III. Inexiste óbice para a aplicação de cláusula resolutiva expressa em contratos de compromisso de compra e venda, porquanto, após notificado/interpelado o compromissário comprador inadimplente (devedor) e decorrido o prazo sem a purgação da mora, abre-se ao compromissário vendedor a faculdade de exercer o direito potestativo concedido pela cláusula resolutiva expressa para a resolução da relação jurídica extrajudicialmente.
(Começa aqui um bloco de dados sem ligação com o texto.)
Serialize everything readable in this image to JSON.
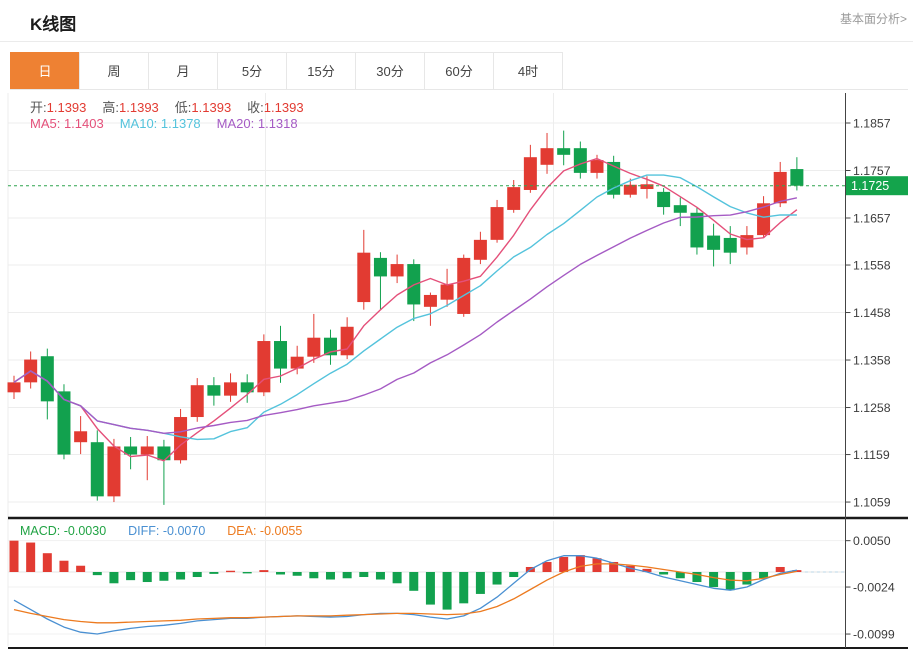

IV. Impor à parte prejudicada o ajuizamento de demanda judicial para obter a resolução do contrato quando esse estabelece em seu favor a garantia de cláusula resolutória expressa, é impingir-lhe ônus demasiado e obrigação contrária ao texto expresso da lei, desprestigiando o princípio da autonomia da vontade, da não intervenção do Estado nas relações negociais, criando obrigação que refoge o texto da lei e a verdadeira intenção legislativa.
V. A revisão do valor estabelecido a título de honorários nos termos do artigo 20, § 4º do CPC/73, só é permitido quando o montante fixado se mostrar ínfimo ou exorbitante, o que não se verifica no caso em exame, levando-se em conta a complexidade da causa, o trabalho realizado pelo causídico e o valor envolvido na demanda, circunstâncias segundo as quais o reexame implicaria em revolvimento do conjunto fático dos autos, providência vedada ao STJ ante o óbice contido no enunciado 7 da Súmula desta Casa.
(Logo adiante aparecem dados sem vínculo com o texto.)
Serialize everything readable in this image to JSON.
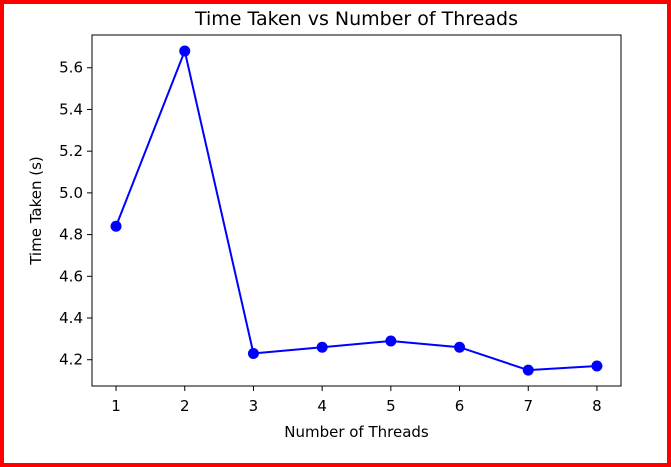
{
  "chart_data": {
    "type": "line",
    "title": "Time Taken vs Number of Threads",
    "xlabel": "Number of Threads",
    "ylabel": "Time Taken (s)",
    "x": [
      1,
      2,
      3,
      4,
      5,
      6,
      7,
      8
    ],
    "series": [
      {
        "values": [
          4.84,
          5.68,
          4.23,
          4.26,
          4.29,
          4.26,
          4.15,
          4.17
        ]
      }
    ],
    "xticks": [
      "1",
      "2",
      "3",
      "4",
      "5",
      "6",
      "7",
      "8"
    ],
    "yticks": [
      "4.2",
      "4.4",
      "4.6",
      "4.8",
      "5.0",
      "5.2",
      "5.4",
      "5.6"
    ],
    "xlim": [
      0.65,
      8.35
    ],
    "ylim": [
      4.074,
      5.757
    ],
    "grid": false,
    "line_color": "#0000ff",
    "marker": "circle",
    "frame_color": "#ff0000"
  }
}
VI. Recurso especial conhecido em parte e, na extensão, desprovido.
Por fim, considerando esse enfoque que nos parece o mais acertado, especialmente diante do inquestionável entendimento que se pode inferir do artigo 474 do Código Civil, – que, diga-se, nunca deu margem a qualquer dúvida quanto a sua aplicação -, espera-se que a decisão contribua para a evitar a sobrecarga do Poder Judiciário, considerando que não será mais necessário resolver o contrato judicialmente, bastando apenas que nele tenha sido estabelecida a cláusula resolutiva expressa – com as devidas especificações relativas ao incumprimento – para posteriormente poder ingressar com a ação possessória, caso seja necessário, conforme ocorreu no presente caso, alterando o entendimento jurisprudencial equivocado e contra legem que perdurou por décadas.